Although the effort to obtain benefits mostly involved Medicaid, she explains, the hospital also was interested in helping patients qualify for veterans' benefits or the Colorado Indigent Care Program. More money to meet the patients' basic needs might mean an increased ability to be able to make some kind of payment to the hospital.
Counselors still screen
Even with the patient benefits coordinator in place, the hospital's financial counselors continue to screen all patients, and if those needing assistance appear ready and able to apply for it on their own, the coordinator isn't brought in, she says. (For more on the benefits coordinator function, see story, at right.)
"But if the financial counselor, the social worker, the nurse on the floor, or the physician feels the patient may not physically, mentally, or socially be able to follow up," the patient benefits coordinator gets the referral, Smith notes.
In some cases, she points out, he simply serves as a kind of back-up authority figure, reinforcing to an uncooperative patient the importance of applying for benefits. "Sometimes [the patients] just need to hear it from somebody else, and then all of sudden they say,'Maybe they are trying to help me, and are not just after the money.'"
The benefits coordinator files applications on behalf of patients who have transportation problems or are too sick to go themselves. "He will go to the Social Security office, sit and wait for papers. Patients have really, really liked that. Also, these [assistance personnel] get to put a name with a face, and they are very appreciative. They get to know him."

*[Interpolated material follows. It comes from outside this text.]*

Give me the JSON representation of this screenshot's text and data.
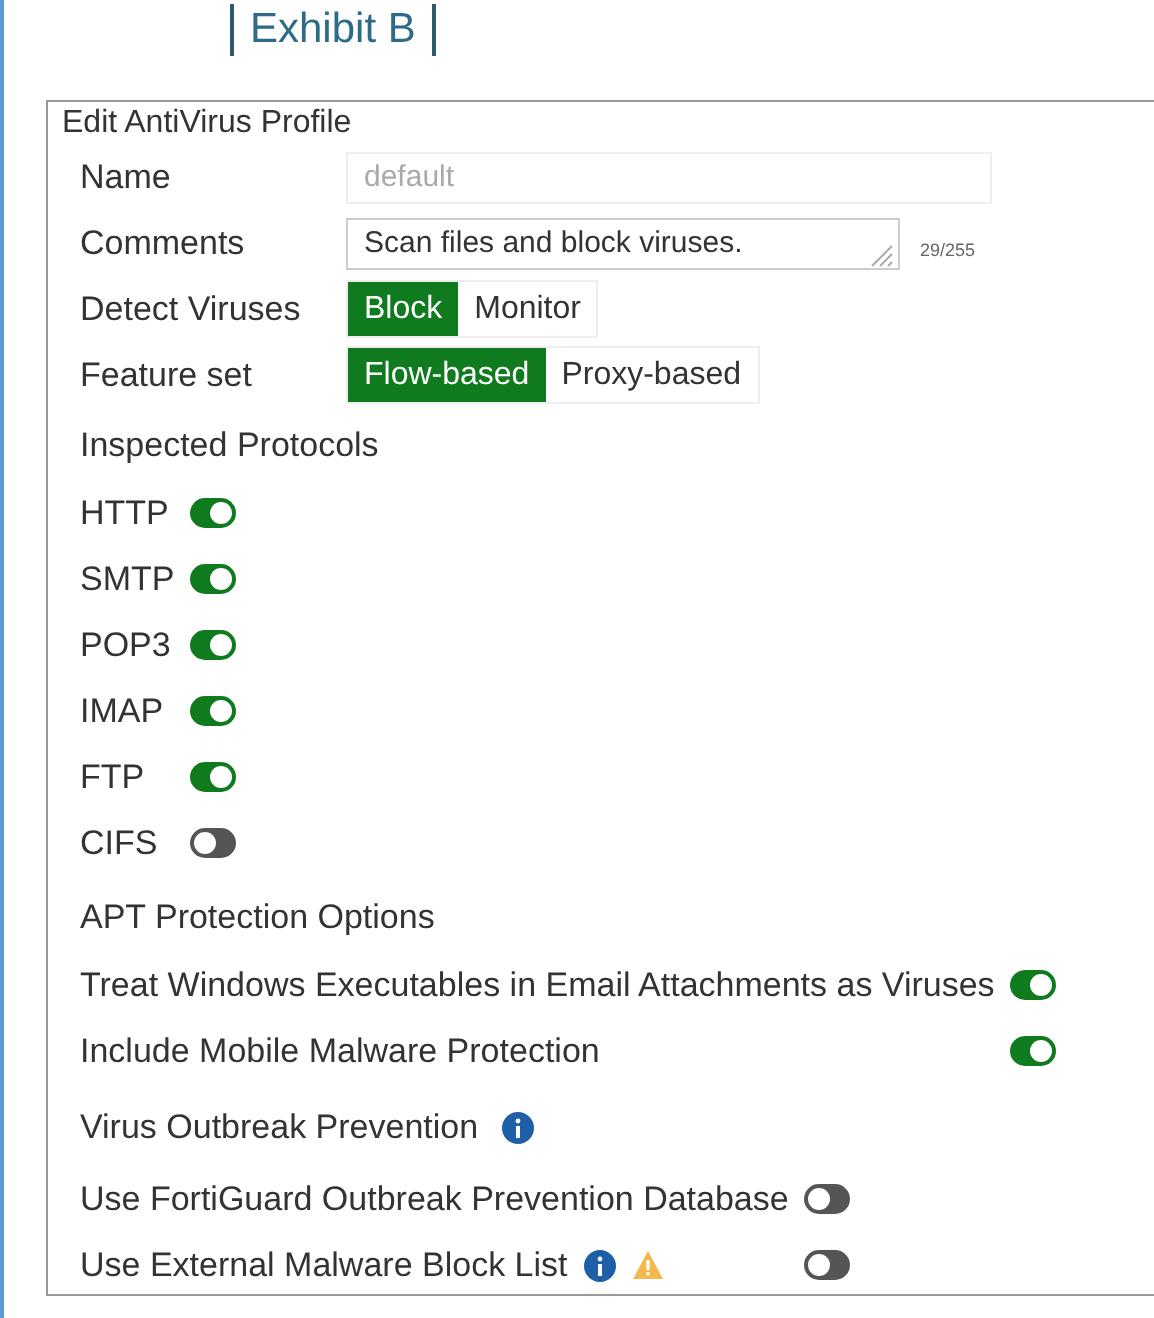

An earlier effort to have a DHS worker on-site at the hospital failed, she notes, because the government agency didn't have the staff to continue the service. "That really put [the burden] back on the hospital," Smith adds.
With his experience in the assistance arena, the benefits coordinator often can determine upfront that a patient will never cooperate in trying to get benefits or that the patient won't qualify for help, she says. "He gives us a heads-up that keeps us from going through the whole process and finding out they're over [the] income [cap] anyway."

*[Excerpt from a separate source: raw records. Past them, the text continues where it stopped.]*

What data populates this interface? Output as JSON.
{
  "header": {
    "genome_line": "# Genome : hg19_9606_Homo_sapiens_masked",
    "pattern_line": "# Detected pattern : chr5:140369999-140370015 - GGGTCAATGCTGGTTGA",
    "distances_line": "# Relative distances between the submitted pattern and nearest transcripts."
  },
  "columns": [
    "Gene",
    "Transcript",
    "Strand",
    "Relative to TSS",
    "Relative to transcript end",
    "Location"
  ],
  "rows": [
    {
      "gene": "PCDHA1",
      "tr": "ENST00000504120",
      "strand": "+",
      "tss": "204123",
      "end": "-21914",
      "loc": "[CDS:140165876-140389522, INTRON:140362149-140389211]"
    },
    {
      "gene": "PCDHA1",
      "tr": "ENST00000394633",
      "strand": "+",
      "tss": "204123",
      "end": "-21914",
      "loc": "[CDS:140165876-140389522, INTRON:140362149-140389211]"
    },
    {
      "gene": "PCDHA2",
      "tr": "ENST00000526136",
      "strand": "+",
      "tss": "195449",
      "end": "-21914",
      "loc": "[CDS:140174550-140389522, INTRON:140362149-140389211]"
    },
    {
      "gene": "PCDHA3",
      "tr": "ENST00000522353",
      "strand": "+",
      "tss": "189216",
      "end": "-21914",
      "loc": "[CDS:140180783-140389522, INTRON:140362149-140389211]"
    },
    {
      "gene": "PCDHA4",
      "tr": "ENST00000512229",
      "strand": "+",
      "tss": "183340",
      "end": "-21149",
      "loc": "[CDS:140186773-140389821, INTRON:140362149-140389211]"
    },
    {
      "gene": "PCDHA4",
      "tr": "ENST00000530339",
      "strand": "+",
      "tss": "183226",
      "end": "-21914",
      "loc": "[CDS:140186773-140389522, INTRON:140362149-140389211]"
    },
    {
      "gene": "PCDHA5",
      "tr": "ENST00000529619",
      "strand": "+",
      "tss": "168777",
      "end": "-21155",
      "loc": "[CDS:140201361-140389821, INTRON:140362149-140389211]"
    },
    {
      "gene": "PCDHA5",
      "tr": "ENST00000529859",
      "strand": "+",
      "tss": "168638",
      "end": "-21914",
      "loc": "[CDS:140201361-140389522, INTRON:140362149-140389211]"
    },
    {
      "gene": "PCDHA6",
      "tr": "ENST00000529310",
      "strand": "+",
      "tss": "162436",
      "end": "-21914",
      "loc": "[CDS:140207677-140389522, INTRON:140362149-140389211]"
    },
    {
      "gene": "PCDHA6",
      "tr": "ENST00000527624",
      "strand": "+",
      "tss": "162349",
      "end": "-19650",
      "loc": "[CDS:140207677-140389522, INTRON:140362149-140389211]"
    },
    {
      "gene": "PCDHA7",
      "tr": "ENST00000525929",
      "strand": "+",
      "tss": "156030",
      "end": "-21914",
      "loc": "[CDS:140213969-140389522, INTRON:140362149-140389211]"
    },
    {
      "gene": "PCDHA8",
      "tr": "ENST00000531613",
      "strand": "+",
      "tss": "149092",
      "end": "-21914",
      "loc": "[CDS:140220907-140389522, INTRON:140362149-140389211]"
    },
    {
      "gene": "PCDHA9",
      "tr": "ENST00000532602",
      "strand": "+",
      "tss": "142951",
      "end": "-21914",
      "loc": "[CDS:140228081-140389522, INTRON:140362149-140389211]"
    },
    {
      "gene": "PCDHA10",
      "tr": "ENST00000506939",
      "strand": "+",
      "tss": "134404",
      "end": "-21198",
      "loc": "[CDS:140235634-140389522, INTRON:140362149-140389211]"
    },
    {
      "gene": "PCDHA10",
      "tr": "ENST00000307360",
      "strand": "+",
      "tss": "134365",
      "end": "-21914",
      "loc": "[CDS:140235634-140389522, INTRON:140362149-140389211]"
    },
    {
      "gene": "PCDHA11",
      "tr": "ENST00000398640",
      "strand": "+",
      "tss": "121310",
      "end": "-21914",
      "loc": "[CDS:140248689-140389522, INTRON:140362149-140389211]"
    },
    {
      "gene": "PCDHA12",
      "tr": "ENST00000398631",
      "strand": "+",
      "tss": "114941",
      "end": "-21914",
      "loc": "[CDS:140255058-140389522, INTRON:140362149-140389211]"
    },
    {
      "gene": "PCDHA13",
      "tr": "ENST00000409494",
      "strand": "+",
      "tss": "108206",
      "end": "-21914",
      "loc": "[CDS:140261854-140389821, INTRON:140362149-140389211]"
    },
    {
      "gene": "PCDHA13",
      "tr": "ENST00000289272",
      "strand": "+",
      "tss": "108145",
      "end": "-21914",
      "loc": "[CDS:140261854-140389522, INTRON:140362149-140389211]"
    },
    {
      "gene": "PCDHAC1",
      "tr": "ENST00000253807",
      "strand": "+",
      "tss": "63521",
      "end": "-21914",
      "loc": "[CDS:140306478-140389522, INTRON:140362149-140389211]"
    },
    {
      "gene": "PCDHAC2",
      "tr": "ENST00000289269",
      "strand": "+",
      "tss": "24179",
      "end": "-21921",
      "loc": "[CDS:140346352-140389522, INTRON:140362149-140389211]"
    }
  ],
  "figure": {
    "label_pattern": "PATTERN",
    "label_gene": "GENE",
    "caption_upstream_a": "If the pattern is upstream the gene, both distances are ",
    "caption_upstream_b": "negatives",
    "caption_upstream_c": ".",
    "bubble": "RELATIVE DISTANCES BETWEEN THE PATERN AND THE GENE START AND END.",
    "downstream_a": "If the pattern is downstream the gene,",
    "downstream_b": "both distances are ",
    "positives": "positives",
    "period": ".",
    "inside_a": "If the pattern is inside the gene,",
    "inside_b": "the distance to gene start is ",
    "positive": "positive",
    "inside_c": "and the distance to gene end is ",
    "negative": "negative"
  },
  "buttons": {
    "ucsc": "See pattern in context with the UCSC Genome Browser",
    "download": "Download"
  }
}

Between August 1997, when the position began, and the end of May 1998, the benefits coordinator was given 141 referrals, representing $8,726,000 in charges, she says. Of those accounts, he has been able to get 78 patients on Medicaid so far, with actual reimbursement of $1.3 million, and 16 patients in the Colorado Indigent Care Program, with reimbursement of about $120,000.

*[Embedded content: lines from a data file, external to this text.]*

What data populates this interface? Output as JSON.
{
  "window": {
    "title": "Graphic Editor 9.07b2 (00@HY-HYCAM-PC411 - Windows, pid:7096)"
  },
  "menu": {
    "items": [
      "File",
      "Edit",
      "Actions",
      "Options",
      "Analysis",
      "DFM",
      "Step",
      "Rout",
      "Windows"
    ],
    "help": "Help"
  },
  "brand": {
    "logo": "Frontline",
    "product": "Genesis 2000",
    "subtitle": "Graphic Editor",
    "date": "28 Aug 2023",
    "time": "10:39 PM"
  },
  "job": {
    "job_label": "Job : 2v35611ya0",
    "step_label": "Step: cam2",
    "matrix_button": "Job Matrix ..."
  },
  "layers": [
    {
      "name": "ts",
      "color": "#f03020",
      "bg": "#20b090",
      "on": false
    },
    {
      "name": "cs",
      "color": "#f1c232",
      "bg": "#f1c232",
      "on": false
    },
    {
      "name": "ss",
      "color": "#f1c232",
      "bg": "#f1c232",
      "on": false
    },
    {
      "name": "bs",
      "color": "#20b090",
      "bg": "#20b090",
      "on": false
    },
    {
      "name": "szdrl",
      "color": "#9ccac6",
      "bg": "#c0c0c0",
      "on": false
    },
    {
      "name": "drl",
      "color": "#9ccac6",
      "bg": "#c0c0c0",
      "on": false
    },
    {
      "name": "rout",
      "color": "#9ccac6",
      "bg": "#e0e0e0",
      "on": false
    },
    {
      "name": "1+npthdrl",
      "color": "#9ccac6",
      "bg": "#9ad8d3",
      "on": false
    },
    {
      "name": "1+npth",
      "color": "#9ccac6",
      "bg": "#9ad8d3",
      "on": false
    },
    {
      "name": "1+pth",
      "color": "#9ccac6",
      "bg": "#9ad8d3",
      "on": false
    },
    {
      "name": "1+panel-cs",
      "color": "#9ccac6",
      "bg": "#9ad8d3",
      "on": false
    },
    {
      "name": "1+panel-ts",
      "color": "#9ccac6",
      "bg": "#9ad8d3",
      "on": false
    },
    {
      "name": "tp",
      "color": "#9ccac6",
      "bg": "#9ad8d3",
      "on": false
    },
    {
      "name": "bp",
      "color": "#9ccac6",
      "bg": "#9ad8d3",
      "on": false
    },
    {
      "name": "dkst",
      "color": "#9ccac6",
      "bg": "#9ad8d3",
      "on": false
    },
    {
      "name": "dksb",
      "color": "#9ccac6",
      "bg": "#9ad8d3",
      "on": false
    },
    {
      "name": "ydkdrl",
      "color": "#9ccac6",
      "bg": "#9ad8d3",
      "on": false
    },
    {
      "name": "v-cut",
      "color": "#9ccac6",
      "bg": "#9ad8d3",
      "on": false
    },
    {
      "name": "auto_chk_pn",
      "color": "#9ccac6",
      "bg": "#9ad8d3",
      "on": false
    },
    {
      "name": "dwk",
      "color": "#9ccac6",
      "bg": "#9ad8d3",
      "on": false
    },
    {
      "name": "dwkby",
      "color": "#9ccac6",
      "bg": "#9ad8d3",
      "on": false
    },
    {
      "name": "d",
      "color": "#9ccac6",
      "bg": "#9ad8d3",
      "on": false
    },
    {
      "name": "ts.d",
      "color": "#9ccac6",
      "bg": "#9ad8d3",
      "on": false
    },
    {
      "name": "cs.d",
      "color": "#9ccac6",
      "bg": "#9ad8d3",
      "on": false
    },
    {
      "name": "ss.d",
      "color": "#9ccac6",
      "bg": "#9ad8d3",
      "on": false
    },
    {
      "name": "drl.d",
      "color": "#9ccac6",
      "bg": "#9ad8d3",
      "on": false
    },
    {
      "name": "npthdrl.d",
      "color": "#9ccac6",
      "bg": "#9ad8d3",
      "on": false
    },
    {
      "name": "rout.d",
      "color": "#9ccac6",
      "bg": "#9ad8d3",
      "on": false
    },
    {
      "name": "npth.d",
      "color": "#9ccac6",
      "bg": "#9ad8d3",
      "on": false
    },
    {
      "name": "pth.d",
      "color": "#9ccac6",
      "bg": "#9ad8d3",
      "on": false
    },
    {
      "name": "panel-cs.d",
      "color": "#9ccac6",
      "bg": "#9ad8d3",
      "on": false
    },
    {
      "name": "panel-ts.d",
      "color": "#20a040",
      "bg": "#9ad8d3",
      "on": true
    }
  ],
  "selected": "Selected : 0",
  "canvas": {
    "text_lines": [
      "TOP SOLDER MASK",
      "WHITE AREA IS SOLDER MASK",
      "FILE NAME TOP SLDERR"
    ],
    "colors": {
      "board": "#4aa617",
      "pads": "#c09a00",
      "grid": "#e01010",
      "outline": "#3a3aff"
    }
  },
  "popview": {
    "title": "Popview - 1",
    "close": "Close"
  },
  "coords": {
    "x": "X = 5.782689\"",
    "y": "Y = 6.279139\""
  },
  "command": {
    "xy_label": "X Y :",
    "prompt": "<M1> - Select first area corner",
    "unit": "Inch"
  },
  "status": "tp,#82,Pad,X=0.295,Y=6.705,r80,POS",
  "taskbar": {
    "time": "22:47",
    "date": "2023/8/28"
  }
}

Thirty-one of the accounts are pending Medicaid approval, six received help from other payment sources, and 10 patients either were uncooperative or didn't qualify, she adds. Of those 10, some were given internal assistance or bank financing, and others were classified as bad debt.
"Saving 26% of that dollar amount is certainly a benefit to the hospital, but it's also a great community service. We're trying to take the patient's wellness into consideration," Smith points out.
The program benefits the hospital and the patient, agrees Rucker. "A lot of times people worry about paying their bill, and that gets in the way of treatment. If we can help them have continuity of care inside the hospital and out of it, we can keep them from using the hospital as their only medical resource."
"It gives the hospital a human face on the financial side," he adds, "and it's a fun job for me."